John the Baptist was born at least 6 months before Jesus. But even though Jesus came into our world after John, it is also perfectly true that Jesus came before John if, as the Evangelist writes, “the Word was God.”
I know that we know this, dear friends, and perhaps we take this too much for granted. But don’t ever overlook unwrapping the greatness of that gift God gave to you in the manger. That baby is more than a human being; He is Immanuel – “God with us.” The Bible says that “He is the image of the invisible God…He is before all things…all the fullness of God’s being dwells in Him (Col.1:15f; 2:9). Since all the fullness of God’s being dwells in Him and God is eternal, there is never a time when He did not exist. So, if the Word which took on human flesh is God and existed long before John, He was there before His birth into our world. Many people cannot fathom what or how this can be. It’s a mystery. But the important truth God wants us to “unwrap” in His gift is that the eternal God came to earth and entered our world as a man.
This is huge for it confirms what all the prophecies said. Christmas is more than just a cute story about a baby in a manger. This is about the eternal, immortal God humbly placing Himself in a cattle stall.
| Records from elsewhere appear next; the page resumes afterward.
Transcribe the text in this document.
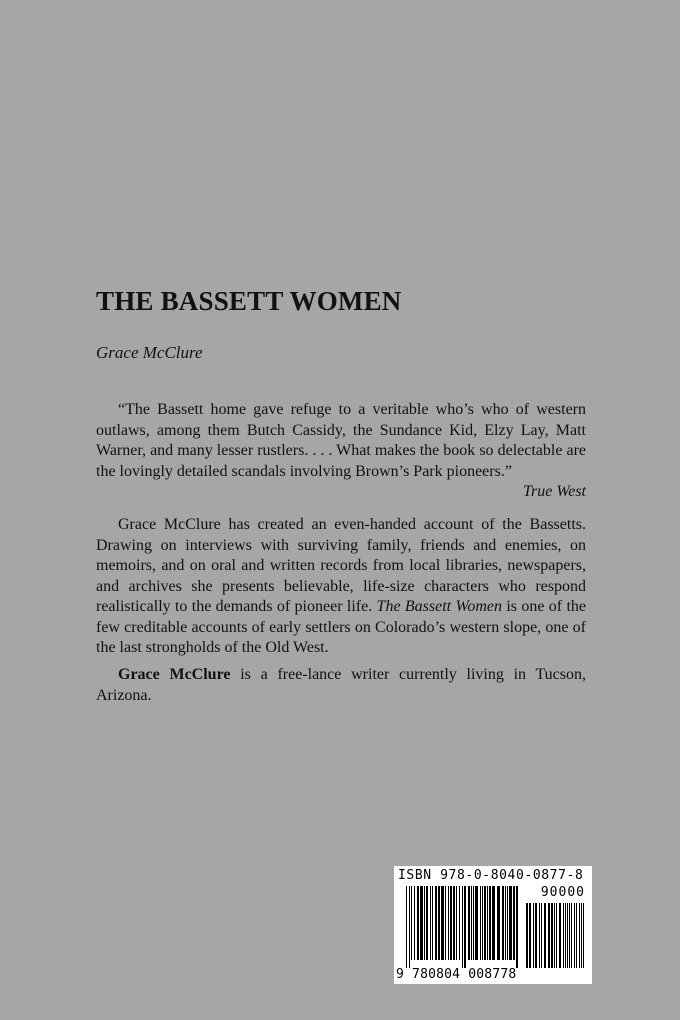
THE BASSETT WOMEN

Grace McClure

“The Bassett home gave refuge to a veritable who’s who of western outlaws, among them Butch Cassidy, the Sundance Kid, Elzy Lay, Matt Warner, and many lesser rustlers. . . . What makes the book so delectable are the lovingly detailed scandals involving Brown’s Park pioneers.”

True West

Grace McClure has created an even-handed account of the Bassetts. Drawing on interviews with surviving family, friends and enemies, on memoirs, and on oral and written records from local libraries, newspapers, and archives she presents believable, life-size characters who respond realistically to the demands of pioneer life. The Bassett Women is one of the few creditable accounts of early settlers on Colorado’s western slope, one of the last strongholds of the Old West.

Grace McClure is a free-lance writer currently living in Tucson, Arizona.

ISBN 978-0-8040-0877-8
90000
9 780804 008778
He didn’t need to do this for Himself. But we needed Him to do it for us.
Ah, I think you unwrapped this truth a long time ago. But never stop being amazed by it. You confess it every Communion Sunday before you receive His body and blood in the Sacrament, when you say: “I believe in one Lord Jesus Christ, the only begotten Son of God, begotten of His Father before all worlds, God of God, Light of Light, very God of very God, begotten, not made, being of one substance with the Father, by whom all thing were made.” Next time you say those words, marvel at the mystery that you are confessing. On Christmas God overrode all kinds of natural laws to enter our world in human form because we needed Him. We needed Him to supply us with His inexhaustible grace.
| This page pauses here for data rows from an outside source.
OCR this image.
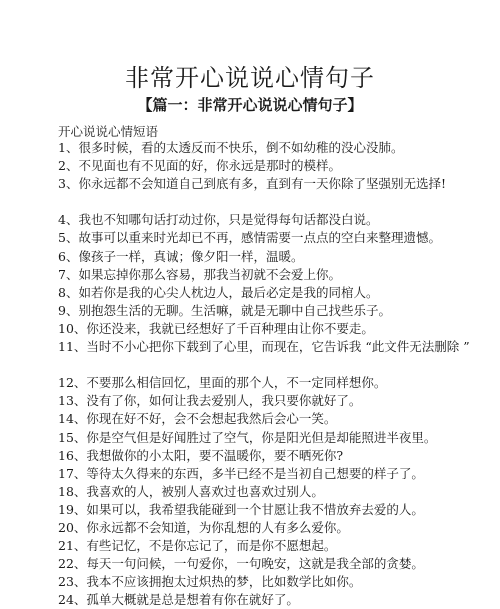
非常开心说说心情句子
【篇一：非常开心说说心情句子】
开心说说心情短语
1、很多时候，看的太透反而不快乐，倒不如幼稚的没心没肺。
2、不见面也有不见面的好，你永远是那时的模样。
3、你永远都不会知道自己到底有多，直到有一天你除了坚强别无选择!
4、我也不知哪句话打动过你，只是觉得每句话都没白说。
5、故事可以重来时光却已不再，感情需要一点点的空白来整理遗憾。
6、像孩子一样，真诚；像夕阳一样，温暖。
7、如果忘掉你那么容易，那我当初就不会爱上你。
8、如若你是我的心尖人枕边人，最后必定是我的同棺人。
9、别抱怨生活的无聊。生活嘛，就是无聊中自己找些乐子。
10、你还没来，我就已经想好了千百种理由让你不要走。
11、当时不小心把你下载到了心里，而现在，它告诉我 “此文件无法删除 ”
12、不要那么相信回忆，里面的那个人，不一定同样想你。
13、没有了你，如何让我去爱别人，我只要你就好了。
14、你现在好不好，会不会想起我然后会心一笑。
15、你是空气但是好闻胜过了空气，你是阳光但是却能照进半夜里。
16、我想做你的小太阳，要不温暖你，要不晒死你?
17、等待太久得来的东西，多半已经不是当初自己想要的样子了。
18、我喜欢的人，被别人喜欢过也喜欢过别人。
19、如果可以，我希望我能碰到一个甘愿让我不惜放弃去爱的人。
20、你永远都不会知道，为你乱想的人有多么爱你。
21、有些记忆，不是你忘记了，而是你不愿想起。
22、每天一句问候，一句爱你，一句晚安，这就是我全部的贪婪。
23、我本不应该拥抱太过炽热的梦，比如数学比如你。
24、孤单大概就是总是想着有你在就好了。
III. In it you will find grace upon grace.
John writes, “Out of His fullness we have all received grace upon grace.” Now, there’s another challenging phrase. But what God wants you to understand as you unwrap His Gift to you is that through Jesus He gives you an inexhaustible supply of grace – it never runs out – blessing upon blessing. Think of it this way.
Have you ever been to Bennett Springs? When the water bubbles up from the ground, it gushes out continuously, gallon upon gallon. It never stops flowing. You can’t turn a handle and the water shuts off. Down below is an inexhaustible supply.
Could Bennett Springs ever run dry? I don’t know. Maybe. But it’s impossible for the almighty God to run dry of the eternal blessings of His grace in Christ. His forgiveness and life ever gush forth, inexhaustible. In Him you will find grace upon grace.
No matter how much or how often you go back to Him, He’s a gushing fountain of infinite grace and truth. Even if the entire world unwrapped the gift and drew upon it, it would never lose a drop.
And that is the joy of Christmas. It’s the kind of happiness that poverty, pain, sickness, or death cannot take away from you. For when you believe that…
· the mystery of the ages took place when God Himself entered our world through His Son who took on human flesh…
· He entered to tell us the message from God that we need to know and could not know without Him…
· through His life and death for sin He became the reason for our forgiveness and an endless spring of grace that never runs dry…
…when you believe that, then your Christmas is truly happy and the joy it brings will continue for you throughout the year. It will be seen in your face and your life by the way you carry yourself and interact with others. And if people should ask you the source of your endless joy, you tell them that it resides in God’s Christmas Gift to You which you have unwrapped in faith. It is the most beautiful gift ever! God grant it to us all in faith for Jesus’ sake. Amen.